Republicans argue that the national debt's growth should be limited only by cutting government spending. Although some cuts in traditional outlays should be part of efforts to rein in spending, this approach should be supplemented by reducing "tax expenditures" - the special features of the tax code that subsidise health care, mortgage borrowing and local-government taxes among other things. Limiting tax expenditures could reduce the annual deficit by as much as 2 per cent of GDP, thereby reducing the debt-to-GDP ratio in 2021 by more than 25 percentage points.

Republicans generally reject this form of spending reduction, because it results in additional tax revenue. While this method does increase total revenue, the economic effect of limiting tax expenditures is the same as it is under any other method of cutting spending on those programmes. But the Republicans' opposition to anything that raises revenue means this method of breaking the budget stalemate will not be implemented.

The budget cost of social security pensions could be gradually reduced by substituting annuities generated by investment-based personal retirement accounts for part of the current tax-financed benefits. But even though such a reform could maintain income levels for retirees, Democrats oppose it, because it lowers traditional government benefits. This reinforces the stalemate. The two parties' hardline stances anticipate the general election next year.

Neither side wants any ambiguity in its message before the election, thus ruling out the possibility of any immediate changes in tax expenditures or future social security pensions. But, for the same reason, I am optimistic that the stalemate will end after the election. At that point, Republicans and Democrats will be able to accept reforms they must reject now.

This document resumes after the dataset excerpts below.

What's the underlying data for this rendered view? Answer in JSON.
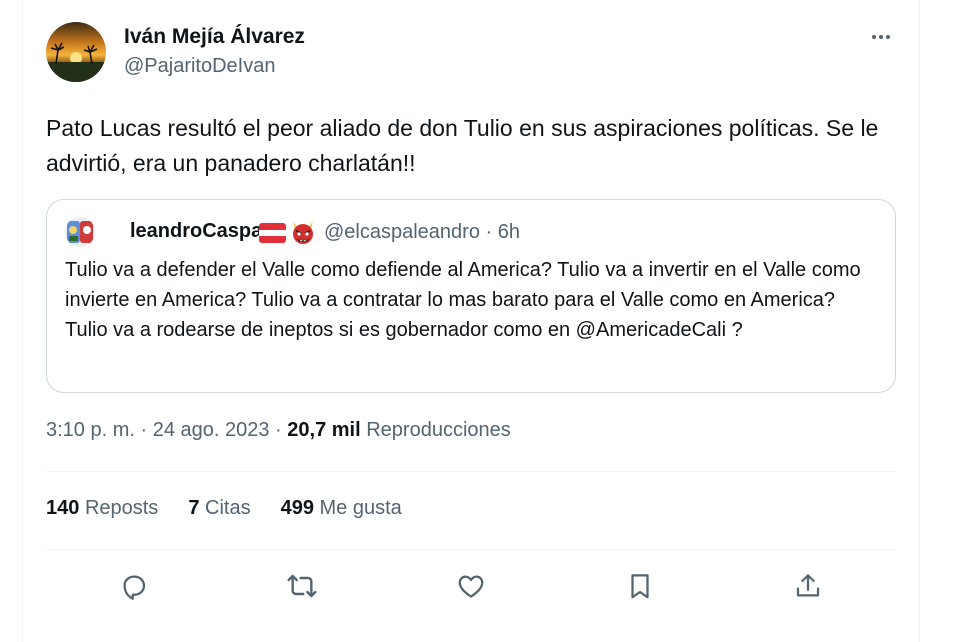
{
  "author": {
    "name": "Iván Mejía Álvarez",
    "handle": "@PajaritoDeIvan"
  },
  "tweet_text": "Pato Lucas resultó el peor aliado de don Tulio en sus aspiraciones políticas. Se le advirtió, era un panadero charlatán!!",
  "quote": {
    "name": "leandroCaspa",
    "handle_time": "@elcaspaleandro · 6h",
    "text": "Tulio va a defender el Valle como defiende al America? Tulio va a invertir en el Valle como invierte en America? Tulio va a contratar lo mas barato para el Valle como en America? Tulio va a rodearse de ineptos si es gobernador como en @AmericadeCali ?",
    "flag_icon": "austria-flag-icon",
    "emoji_icon": "red-demon-mask-icon"
  },
  "meta": {
    "time_date": "3:10 p. m. · 24 ago. 2023 ·",
    "views_count": "20,7 mil",
    "views_label": "Reproducciones"
  },
  "stats": {
    "reposts_count": "140",
    "reposts_label": "Reposts",
    "quotes_count": "7",
    "quotes_label": "Citas",
    "likes_count": "499",
    "likes_label": "Me gusta"
  },
  "actions": [
    "reply-icon",
    "retweet-icon",
    "like-icon",
    "bookmark-icon",
    "share-icon"
  ],
  "colors": {
    "text": "#0f1419",
    "secondary": "#536471",
    "border": "#cfd9de",
    "divider": "#eff3f4"
  }
}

Another post-election route to deficit reduction would be to lower marginal tax rates and balance that revenue loss with cuts in tax expenditures. Official analyses downplay the effect of lower marginal tax rates on taxable income, but experience shows that taxable income rises substantially as taxpayers respond to lower marginal rates by working more, taking more of their compensation in taxable cash than in fringe benefits, and reducing their tax-deductible consumption.

I may be too optimistic, but I think there is good reason to believe that the budget stalemate reflects election posturing, and that the US political system will make progress on fiscal consolidation once the election is past.

Martin Feldstein, a professor of economics at Harvard, was chairman of the US president Ronald Reagan's council of economic advisers and is a former president of the National Bureau for Economic Research.